Et de quelles actions de grâce, de quels hymnes de reconnaissance
et de gratitude infinie ne devons-nous pas entourer les manifestations
de cette divine providence, lorsque nous constatons avec quelle sagesse
elle sut réglementer, sans aucun service d'ordre, l'accès
des diverses plages de nos villes.
Avez-vous remarqué, aimable, lecteur, charmante lectrice, l'accord
tacite régnant entre les mortels fréquentant les plages,
cet accord qui fait que la noblesse des villes ne voisine jamais, au
cours de ses ébats, avec la roture ou la marmaille grouillante
et tapageuse des faubourgs?
Ici, c'est la plage aristocratique; plus loin, la plage familiale des
rendez-vous bourgeois; plus loin encore, la plage mixte; enfin, plus
loin, plus loin encore, la plage populaire où l'on se déshabille
en plein vent, où les gosses poussent des hurlements inouïs
à l'approche de la vague qui déferle.
Pénétrons, voulez-vous, dans l'enceinte qui garde jalousement
l'accès de la plage chic?... Prenez garde de faire un faux pas,
ne rougissez pas surtout, soutenez, avec une rare insolence, tous les
regards fixés sur vous. S'il en était autrement nous aurions
tôt fait de passer pour quelque intrus se fourvoyant dans un monde
qui n'est pas le sien et. d'ironiques propos accueilleraient notre entrée.

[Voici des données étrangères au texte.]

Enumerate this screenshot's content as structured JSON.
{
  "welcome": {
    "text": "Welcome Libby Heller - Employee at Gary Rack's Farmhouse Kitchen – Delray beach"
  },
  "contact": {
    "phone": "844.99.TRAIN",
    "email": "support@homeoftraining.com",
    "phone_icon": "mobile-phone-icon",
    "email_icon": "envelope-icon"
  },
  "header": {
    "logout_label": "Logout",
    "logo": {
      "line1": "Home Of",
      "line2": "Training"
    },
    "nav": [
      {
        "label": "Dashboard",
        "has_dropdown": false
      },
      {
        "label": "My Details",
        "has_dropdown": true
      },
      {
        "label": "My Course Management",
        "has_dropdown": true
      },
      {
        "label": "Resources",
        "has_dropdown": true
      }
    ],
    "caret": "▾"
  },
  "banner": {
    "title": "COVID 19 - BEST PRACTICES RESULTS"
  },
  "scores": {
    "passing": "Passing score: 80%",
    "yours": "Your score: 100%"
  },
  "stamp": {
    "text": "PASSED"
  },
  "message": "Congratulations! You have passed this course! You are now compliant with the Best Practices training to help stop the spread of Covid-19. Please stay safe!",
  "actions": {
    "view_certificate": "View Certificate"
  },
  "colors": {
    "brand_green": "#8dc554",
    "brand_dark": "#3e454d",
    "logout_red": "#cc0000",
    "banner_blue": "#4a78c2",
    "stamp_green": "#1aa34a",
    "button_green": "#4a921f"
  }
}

Ne croyez point surtout, qu'on vienne ici pour se baigner... Vous commettriez
une grave erreur ! Le bain n'est qu'un prétexte à la plage
chic. La manière, s'il vous plaît, de prendre un véritable
bain - un véritable bain, entre nous, c'est un bain où
l'on s'amuse, où l'on plonge, où l'on file très
loin au large - sans abîmer le teint délicat de votre chair,
sans que vos blonds cheveux pâtissent, sans que tout votre corps
mignon, enfin, soit soumis à une rude épreuve?
Aussi, peu de baigneurs fervents et convaincus ici, mais bien plutôt
une élégante assemblée de snobs, aux gestes maniérés,
à la mise excentrique : chemise à la Robespierre, flanelle
et tennis pour les messieurs, jupes flottantes à rayures, jersey
et grand col marin pour les dames.
Et tous ces gens, en aspirant des boissons glacées à l'aide
d'un long chalumeau, ont l'air de souffrir beaucoup d'être là
; l'ennui, le morne ennui, le dégoût se lisent sur les
visages. Ne croyez point cependant qu'ils règnent aussi dans
tous les curs ; observez le petit Machin avec son air blasé...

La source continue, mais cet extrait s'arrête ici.